The specific content determination method according to claim 6,
The extraction step extracts a comment posted to the article from a web page where the posted article is posted,
A classification step of classifying each extracted comment according to the content indicated by the comment;
A setting step of setting a threshold of appearance frequency, a setting step of decreasing the threshold as the number of the contents into which the comment is classified is increased,
Further including
The calculation step calculates the appearance frequency of each content in the web page into which the comment is classified,
The determination step is characterized by determining that the content whose appearance frequency calculated by the calculation step is equal to or less than the set threshold is content specific to the Web page.

Computer
Extracting means for extracting content constituting a designated web page from a plurality of web pages included in a predetermined site;
A calculating means for counting the frequency with which each content constituting the designated web page is used in another web page among the plurality of web pages; and
A determination unit that determines that content that is used in other Web pages and has a frequency equal to or lower than a predetermined value among the contents that constitute the specified Web page is content specific to the specified Web page;
A unique content determination program characterized in that it is made to function as:

In the specific content determination program according to claim 8,
The extraction means extracts a comment posted to the article from a web page on which the posted article is posted,
The computer,
Classification means for classifying each extracted comment according to the content indicated by the comment, and
Setting means for setting a threshold of appearance frequency, and setting means for decreasing the threshold as the number of the contents into which the comment is classified increases.
Further function as
The calculating means calculates the appearance frequency of each of the contents in which the comment is classified in a Web page,
The determination unit determines that the content whose appearance frequency calculated by the calculation unit is equal to or less than the set threshold is content specific to the Web page.

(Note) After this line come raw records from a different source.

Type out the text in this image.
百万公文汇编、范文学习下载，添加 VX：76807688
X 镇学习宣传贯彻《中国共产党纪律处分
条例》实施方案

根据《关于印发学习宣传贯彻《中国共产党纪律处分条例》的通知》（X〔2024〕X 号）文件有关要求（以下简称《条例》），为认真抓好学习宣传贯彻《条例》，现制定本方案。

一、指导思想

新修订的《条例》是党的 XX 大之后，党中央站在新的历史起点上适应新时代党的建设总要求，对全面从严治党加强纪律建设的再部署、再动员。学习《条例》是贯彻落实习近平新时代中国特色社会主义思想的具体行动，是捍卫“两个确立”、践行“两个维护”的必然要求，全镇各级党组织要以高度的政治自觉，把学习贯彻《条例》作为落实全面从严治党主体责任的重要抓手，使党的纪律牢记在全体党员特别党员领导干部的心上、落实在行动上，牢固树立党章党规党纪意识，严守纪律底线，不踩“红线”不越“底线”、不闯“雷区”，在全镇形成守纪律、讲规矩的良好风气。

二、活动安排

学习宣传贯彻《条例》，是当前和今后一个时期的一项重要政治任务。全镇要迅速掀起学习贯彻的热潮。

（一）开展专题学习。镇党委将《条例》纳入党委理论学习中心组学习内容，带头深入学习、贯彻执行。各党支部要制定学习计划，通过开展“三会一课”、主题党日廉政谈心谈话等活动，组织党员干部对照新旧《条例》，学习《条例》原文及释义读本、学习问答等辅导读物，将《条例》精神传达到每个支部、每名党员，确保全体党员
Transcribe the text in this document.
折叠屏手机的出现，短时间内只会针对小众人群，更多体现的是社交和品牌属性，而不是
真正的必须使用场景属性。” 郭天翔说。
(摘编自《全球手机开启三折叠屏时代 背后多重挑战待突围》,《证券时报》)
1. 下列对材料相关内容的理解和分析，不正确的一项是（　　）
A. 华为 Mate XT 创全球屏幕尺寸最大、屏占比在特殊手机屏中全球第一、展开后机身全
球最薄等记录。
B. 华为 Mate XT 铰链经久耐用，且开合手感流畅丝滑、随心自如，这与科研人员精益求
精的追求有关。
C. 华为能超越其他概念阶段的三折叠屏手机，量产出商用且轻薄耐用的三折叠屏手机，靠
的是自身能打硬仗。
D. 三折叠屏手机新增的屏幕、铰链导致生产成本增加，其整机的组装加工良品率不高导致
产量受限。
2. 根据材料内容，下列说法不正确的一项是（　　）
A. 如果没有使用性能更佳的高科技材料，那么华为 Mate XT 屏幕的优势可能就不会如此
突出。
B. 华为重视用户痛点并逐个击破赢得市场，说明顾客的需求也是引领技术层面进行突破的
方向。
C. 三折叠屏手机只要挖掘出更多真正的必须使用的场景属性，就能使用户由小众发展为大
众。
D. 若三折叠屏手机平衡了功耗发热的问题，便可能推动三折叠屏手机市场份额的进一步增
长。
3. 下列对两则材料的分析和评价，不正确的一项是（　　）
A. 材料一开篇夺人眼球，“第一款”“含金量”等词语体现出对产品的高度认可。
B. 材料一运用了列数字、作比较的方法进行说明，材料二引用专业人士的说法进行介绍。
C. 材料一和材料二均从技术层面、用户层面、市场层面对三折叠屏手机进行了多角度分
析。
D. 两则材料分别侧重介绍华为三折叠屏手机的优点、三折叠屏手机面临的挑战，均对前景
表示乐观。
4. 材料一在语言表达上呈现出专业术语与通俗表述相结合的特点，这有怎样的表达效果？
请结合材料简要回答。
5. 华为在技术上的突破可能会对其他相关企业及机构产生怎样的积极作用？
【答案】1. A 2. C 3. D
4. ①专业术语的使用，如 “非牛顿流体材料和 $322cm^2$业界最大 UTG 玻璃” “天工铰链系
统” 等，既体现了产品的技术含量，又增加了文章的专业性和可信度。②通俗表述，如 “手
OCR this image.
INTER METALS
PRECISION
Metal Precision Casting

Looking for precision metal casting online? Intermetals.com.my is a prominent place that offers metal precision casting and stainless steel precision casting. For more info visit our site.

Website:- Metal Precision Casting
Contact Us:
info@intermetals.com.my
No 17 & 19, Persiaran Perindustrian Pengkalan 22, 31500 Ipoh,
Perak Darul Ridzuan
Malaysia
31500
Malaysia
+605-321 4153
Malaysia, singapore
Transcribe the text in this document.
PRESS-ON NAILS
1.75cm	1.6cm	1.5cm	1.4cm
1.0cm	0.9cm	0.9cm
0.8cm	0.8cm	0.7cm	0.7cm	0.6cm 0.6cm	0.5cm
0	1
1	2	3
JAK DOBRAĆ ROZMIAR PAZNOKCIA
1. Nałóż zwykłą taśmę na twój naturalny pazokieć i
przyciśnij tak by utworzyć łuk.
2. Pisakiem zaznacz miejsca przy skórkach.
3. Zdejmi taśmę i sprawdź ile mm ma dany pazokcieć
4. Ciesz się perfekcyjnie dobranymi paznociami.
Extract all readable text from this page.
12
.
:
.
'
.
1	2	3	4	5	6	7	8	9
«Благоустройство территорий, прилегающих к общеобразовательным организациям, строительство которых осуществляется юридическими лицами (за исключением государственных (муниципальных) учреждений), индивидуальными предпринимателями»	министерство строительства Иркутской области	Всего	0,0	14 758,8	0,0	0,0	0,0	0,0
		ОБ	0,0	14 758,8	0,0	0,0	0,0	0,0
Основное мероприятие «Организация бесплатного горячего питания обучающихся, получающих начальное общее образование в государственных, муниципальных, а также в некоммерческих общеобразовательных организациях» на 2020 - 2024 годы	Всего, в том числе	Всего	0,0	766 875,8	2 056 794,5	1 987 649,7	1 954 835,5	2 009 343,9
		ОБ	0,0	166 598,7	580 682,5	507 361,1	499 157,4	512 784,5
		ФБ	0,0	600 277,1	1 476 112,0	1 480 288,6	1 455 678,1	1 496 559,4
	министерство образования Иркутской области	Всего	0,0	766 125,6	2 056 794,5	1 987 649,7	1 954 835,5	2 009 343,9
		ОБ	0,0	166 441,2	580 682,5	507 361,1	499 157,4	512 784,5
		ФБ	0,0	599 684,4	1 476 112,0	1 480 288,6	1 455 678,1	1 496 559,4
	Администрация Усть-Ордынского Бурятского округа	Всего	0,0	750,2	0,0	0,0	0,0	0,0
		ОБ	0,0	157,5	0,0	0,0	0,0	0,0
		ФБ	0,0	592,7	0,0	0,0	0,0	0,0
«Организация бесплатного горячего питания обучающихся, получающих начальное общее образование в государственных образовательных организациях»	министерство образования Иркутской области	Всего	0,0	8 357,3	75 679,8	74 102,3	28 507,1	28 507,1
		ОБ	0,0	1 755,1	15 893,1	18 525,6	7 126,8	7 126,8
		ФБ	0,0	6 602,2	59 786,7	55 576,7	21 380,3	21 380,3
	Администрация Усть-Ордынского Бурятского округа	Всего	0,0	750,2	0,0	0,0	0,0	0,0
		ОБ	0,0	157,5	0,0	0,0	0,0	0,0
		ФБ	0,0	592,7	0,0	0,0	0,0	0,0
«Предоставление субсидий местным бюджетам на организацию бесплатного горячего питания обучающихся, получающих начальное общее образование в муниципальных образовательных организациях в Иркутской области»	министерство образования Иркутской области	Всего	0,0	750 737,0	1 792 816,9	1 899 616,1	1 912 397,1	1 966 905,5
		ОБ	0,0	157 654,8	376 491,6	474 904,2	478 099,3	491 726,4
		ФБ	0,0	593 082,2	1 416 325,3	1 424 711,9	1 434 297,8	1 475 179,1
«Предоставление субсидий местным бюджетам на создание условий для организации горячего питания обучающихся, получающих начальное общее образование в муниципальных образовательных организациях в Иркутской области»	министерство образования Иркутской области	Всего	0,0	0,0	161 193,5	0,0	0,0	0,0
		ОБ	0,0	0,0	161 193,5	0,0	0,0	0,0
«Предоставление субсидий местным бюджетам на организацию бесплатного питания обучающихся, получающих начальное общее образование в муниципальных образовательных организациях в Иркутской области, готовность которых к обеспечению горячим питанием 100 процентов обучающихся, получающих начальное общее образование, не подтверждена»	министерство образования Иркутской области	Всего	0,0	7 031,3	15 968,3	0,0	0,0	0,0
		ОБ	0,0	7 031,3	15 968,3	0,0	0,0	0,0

The specific content determination device according to any one of claims 1 to 5,
Insertion means for inserting related content related to content determined to be specific content by the specific content determination device into the specified web page;
A related content insertion device comprising:

The related content insertion device according to claim 10,
When the specific content determination device includes text data of a posted article as content constituting the designated web page, the text data is content specific to the web page. Judgment,
Feature word extraction means for extracting feature words of the designated web page from text data of an article determined to be unique content by the unique content determination device;
Selecting means for selecting, as the related content, content related to the extracted feature word from a plurality of contents stored in the storage means in association with each word;
Further comprising
The related content insertion apparatus, wherein the insertion means inserts the selected related content into the designated Web page.